Young hopes to see Network Delaware grow in numbers, reach and influence. In his view, improving communities is a shared responsibility, with each individual having a role. “If I’m not working to impact the lives of those in our community, whatever happens to them impacts me anyway,” he says. “If I’m in New Castle and a child in Dover is not getting educated, or a family in Milford can’t break out of poverty, that will impact me, whether I like it or not.”

Achieving Systemic Change

Building a statewide network is no small challenge.
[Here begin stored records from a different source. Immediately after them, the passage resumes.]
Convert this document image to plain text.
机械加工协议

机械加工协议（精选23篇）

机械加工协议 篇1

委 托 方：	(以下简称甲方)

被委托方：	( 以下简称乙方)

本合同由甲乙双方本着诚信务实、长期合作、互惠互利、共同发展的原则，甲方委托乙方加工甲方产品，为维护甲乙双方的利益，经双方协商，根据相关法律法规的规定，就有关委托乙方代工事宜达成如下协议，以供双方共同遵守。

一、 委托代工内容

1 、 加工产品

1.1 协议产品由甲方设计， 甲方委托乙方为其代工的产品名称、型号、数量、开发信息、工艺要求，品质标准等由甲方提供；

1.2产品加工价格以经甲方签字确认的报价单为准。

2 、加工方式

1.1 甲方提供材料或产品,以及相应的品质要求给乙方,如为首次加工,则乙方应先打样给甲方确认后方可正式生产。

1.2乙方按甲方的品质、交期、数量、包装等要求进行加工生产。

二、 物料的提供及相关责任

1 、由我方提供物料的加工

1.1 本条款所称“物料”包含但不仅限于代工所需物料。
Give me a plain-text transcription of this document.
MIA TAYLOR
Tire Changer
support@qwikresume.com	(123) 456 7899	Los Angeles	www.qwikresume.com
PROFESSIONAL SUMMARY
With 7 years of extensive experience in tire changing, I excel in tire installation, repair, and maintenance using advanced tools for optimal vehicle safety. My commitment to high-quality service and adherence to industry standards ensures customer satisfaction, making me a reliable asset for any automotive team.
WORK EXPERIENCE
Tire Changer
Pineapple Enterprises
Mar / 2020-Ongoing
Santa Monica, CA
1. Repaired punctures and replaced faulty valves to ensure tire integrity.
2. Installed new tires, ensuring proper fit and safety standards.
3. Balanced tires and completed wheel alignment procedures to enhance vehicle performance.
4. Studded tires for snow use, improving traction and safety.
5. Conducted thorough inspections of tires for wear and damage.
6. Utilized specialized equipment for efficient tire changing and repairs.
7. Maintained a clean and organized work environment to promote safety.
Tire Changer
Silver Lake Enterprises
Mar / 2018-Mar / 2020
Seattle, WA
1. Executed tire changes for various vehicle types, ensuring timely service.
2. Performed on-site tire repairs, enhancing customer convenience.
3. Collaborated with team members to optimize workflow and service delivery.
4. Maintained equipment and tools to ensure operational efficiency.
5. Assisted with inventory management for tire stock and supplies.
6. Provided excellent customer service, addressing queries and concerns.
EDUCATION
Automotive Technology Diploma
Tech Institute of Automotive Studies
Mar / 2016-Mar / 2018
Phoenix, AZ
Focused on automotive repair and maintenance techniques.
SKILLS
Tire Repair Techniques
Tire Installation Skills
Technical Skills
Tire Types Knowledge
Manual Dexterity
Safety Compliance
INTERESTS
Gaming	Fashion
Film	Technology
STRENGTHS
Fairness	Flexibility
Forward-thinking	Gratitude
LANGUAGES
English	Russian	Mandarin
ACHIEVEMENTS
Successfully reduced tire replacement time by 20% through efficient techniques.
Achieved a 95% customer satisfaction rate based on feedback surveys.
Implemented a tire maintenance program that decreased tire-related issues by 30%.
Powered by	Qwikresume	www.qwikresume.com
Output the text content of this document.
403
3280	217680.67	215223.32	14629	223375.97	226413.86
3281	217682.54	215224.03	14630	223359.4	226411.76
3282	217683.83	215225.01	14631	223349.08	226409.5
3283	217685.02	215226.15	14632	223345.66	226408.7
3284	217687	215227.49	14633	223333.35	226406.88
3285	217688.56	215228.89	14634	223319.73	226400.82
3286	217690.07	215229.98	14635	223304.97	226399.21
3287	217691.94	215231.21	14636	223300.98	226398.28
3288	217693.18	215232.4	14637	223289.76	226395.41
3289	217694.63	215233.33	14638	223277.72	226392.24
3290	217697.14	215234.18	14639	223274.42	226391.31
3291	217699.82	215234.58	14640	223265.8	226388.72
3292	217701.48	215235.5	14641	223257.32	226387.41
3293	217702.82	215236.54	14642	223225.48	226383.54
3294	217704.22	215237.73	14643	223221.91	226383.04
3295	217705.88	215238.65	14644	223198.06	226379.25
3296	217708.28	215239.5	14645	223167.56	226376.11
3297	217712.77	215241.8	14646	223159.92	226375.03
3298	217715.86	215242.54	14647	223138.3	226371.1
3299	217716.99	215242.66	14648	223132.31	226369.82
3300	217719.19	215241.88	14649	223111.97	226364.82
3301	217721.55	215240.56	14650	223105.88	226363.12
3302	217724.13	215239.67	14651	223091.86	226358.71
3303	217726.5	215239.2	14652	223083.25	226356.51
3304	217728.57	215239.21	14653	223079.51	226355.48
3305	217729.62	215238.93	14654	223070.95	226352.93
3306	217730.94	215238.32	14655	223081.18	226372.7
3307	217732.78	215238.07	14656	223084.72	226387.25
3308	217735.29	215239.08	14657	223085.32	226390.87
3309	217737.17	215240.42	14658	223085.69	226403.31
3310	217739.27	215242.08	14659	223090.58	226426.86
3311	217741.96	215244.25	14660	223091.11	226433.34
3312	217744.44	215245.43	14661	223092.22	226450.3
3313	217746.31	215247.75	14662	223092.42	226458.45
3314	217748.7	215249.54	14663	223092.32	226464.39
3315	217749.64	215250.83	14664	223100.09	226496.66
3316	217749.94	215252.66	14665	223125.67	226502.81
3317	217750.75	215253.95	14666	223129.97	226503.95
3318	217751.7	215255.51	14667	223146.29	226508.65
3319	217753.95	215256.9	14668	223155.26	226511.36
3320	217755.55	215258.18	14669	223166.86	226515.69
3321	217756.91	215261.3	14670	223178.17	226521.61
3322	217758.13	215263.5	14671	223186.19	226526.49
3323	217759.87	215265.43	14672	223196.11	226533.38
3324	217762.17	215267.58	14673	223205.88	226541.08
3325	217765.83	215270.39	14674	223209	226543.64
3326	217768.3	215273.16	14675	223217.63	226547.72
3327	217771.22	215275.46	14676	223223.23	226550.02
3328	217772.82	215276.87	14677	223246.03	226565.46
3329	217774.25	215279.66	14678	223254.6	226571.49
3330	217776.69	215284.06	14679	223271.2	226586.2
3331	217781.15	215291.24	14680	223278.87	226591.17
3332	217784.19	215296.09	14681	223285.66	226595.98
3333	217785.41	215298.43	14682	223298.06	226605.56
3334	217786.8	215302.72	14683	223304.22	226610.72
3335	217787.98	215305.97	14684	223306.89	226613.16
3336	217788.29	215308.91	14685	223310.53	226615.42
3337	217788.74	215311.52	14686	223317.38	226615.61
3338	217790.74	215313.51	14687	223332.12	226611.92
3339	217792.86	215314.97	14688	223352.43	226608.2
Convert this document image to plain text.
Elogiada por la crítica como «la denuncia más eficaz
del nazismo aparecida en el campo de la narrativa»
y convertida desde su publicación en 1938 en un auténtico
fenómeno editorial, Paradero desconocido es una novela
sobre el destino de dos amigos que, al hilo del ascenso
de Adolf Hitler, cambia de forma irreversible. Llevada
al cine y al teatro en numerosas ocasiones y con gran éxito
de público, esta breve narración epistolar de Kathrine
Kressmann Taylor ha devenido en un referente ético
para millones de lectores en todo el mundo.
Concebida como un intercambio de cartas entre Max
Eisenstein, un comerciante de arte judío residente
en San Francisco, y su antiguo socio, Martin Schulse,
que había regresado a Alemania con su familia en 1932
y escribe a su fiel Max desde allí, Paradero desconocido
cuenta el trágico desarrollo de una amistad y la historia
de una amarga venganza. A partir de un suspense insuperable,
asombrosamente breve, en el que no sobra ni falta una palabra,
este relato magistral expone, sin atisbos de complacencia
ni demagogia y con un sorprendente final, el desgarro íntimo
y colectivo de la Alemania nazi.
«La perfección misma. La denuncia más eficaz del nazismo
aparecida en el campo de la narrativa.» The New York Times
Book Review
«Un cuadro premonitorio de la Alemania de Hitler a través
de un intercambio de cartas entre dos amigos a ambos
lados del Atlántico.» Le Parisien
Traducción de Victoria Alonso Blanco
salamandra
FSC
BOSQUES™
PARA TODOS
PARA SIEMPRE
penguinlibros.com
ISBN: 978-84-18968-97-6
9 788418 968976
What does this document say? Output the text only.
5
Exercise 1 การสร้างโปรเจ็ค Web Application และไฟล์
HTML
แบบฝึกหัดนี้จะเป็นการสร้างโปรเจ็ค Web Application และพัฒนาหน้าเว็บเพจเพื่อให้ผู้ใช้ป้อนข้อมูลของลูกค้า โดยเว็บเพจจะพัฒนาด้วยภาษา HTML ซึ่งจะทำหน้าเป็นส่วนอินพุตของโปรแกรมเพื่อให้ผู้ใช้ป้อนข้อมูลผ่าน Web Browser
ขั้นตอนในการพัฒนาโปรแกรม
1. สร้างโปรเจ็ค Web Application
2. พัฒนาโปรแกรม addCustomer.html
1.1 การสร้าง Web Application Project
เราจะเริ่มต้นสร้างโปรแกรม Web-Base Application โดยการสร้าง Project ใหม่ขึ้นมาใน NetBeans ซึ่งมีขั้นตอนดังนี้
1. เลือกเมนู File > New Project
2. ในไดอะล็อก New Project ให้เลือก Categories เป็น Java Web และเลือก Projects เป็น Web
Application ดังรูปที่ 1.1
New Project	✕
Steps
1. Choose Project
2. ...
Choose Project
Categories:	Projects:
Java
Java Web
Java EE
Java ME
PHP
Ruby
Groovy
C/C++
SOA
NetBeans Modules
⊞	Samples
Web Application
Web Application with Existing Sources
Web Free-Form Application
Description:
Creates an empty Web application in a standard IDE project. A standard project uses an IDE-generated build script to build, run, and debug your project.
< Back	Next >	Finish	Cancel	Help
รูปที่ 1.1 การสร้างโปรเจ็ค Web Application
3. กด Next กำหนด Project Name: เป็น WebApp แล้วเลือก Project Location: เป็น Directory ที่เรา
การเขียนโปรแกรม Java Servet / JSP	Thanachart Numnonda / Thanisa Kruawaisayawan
Building one that has genuine influence is an even greater task.

“When you’re trying to achieve deep systemic change, there’s definitely not an immediate payoff,” Lockman says. “But I have a good amount of faith that it is going to work.”

At this time, it’s fair to say that Network Delaware’s evolution as an organization could well be a significant factor in determining Young’s political future.

During the mayoral campaign, Purzycki and Young occasionally traded sharp barbs, with Purzycki questioning whether Young had the experience necessary to handle the job. Despite their differences during the campaign, Young now describes their relationship as “very cordial.”

While there was some post-primary speculation that Purzycki might offer Young a position in his administration, that never happened. “If he thought there was a role for me, he could ask, and I would consider it,” Young says. “I want him to be successful.”

For now, Young isn’t thinking about another campaign, even though he has gotten some mentions as a possible senatorial candidate if Tom Carper doesn’t seek re-election in 2018, or as a repeat mayoral candidate in 2020 if Purzycki doesn’t try for a second term.

Young’s current priorities are his work with the Delaware Center for Justice and growing Network Delaware. “I’ve got a lot on my plate right now,” he says.

“It takes a lot out of you to run for office. I put my family through enough,” he says, referring to his wife, Nicole, who earned her Ph.D. during the campaign and is on the business faculty at Franklin & Marshall College in Lancaster, Pa., and his daughter, Madison, who celebrated her second birthday in March.

“Anything I do, I have to be sure, I have to feel it in my gut,” he says. “It’s not a plaything. It’s not about wanting power, prestige or money. It has to be something you believe in.”